HSBC laid off staff within its London-based global marketing department on Wednesday, including the marketer leading the division.
Among those out is Amanda Rendle, the bank’s global head of marketing for commercial banking, global banking, and markets, a source told Business Insider. She had been with HSBC for 15 years.
Around half a dozen staff within the marketing department have been laid off in London and there’s the potential that more roles will be cut in the various teams within the group marketing division’s global offices as HSBC looks to cut costs, our source said.
HSBC’s chief marketing officer Chris Clark is not affected by the changes.
HSBC told Business Insider it does not comment on the status of its employees.
The global marketing department had only recently restructured to create a “strong global function” alongside its local teams in six markets, Rendle told Campaign Magazine back in September.
In June, HSBC said it would eliminate up to 50,000 jobs as part of plans to refocus on Asia and save up to $5 billion in annual costs by 2017. Banks are also often known to lay off staff at the year-end anyway in a bid to cut costs and breathe new life into their organisations the following year.
The bank has faced a number of perception challenges in recent months, including being hit with separate multi-million dollar fines over money laundering in its Swiss banking arm, mis-selling its consumer banking products, and for Libor rate-fixing.
Rendle told Marketing Magazine in July that through marketing, HSBC was looking to take the brand back to its 150-year-old roots: “I think from the banking crisis a lot of banking brands have had to go back and look at their purpose and look at what they are there for.
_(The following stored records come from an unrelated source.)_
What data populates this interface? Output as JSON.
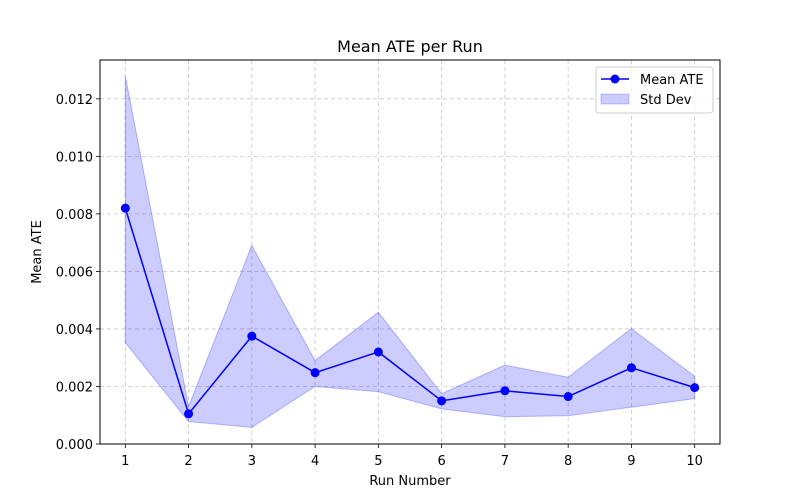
{
  "chart_data": {
    "type": "line",
    "title": "Mean ATE per Run",
    "xlabel": "Run Number",
    "ylabel": "Mean ATE",
    "x": [
      1,
      2,
      3,
      4,
      5,
      6,
      7,
      8,
      9,
      10
    ],
    "xlim": [
      0.6,
      10.4
    ],
    "ylim": [
      0,
      0.01335
    ],
    "x_ticks": [
      1,
      2,
      3,
      4,
      5,
      6,
      7,
      8,
      9,
      10
    ],
    "y_ticks": [
      0.0,
      0.002,
      0.004,
      0.006,
      0.008,
      0.01,
      0.012
    ],
    "y_tick_labels": [
      "0.000",
      "0.002",
      "0.004",
      "0.006",
      "0.008",
      "0.010",
      "0.012"
    ],
    "grid": true,
    "legend_position": "top-right",
    "series": [
      {
        "name": "Mean ATE",
        "values": [
          0.0082,
          0.00105,
          0.00375,
          0.00248,
          0.0032,
          0.0015,
          0.00185,
          0.00165,
          0.00265,
          0.00196
        ],
        "color": "#0000ff"
      }
    ],
    "band": {
      "name": "Std Dev",
      "upper": [
        0.0128,
        0.0013,
        0.0069,
        0.0029,
        0.00458,
        0.00175,
        0.00274,
        0.00232,
        0.00401,
        0.00235
      ],
      "lower": [
        0.00352,
        0.00078,
        0.00058,
        0.002,
        0.00182,
        0.00122,
        0.00095,
        0.00098,
        0.00128,
        0.00158
      ],
      "fill_color": "#0000ff",
      "fill_opacity": 0.2
    }
  }
}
They have to go back to customers and say ‘this is what we are here for and we’re going to re-orchestrate the business to be for the customer.'”
Here’s HSBC’s most recent TV ad released last month, created by London-based ad agency JWT, which is responsible for the bank’s brand advertising activity:
Last month HSBC announced its third quarter results, which saw it report a 32% pre-tax profit hike, partly because it is getting fined less. However, its revenues were hit by a slowdown in Chinese economic growth.
HSBC has been warning the market for the last six months that it is on the cusp of relocating its London headquarters, due to constantly changing regulations in the City — a move backed by some of its most prominent shareholders and one that will no likely see more disruption within the marketing division.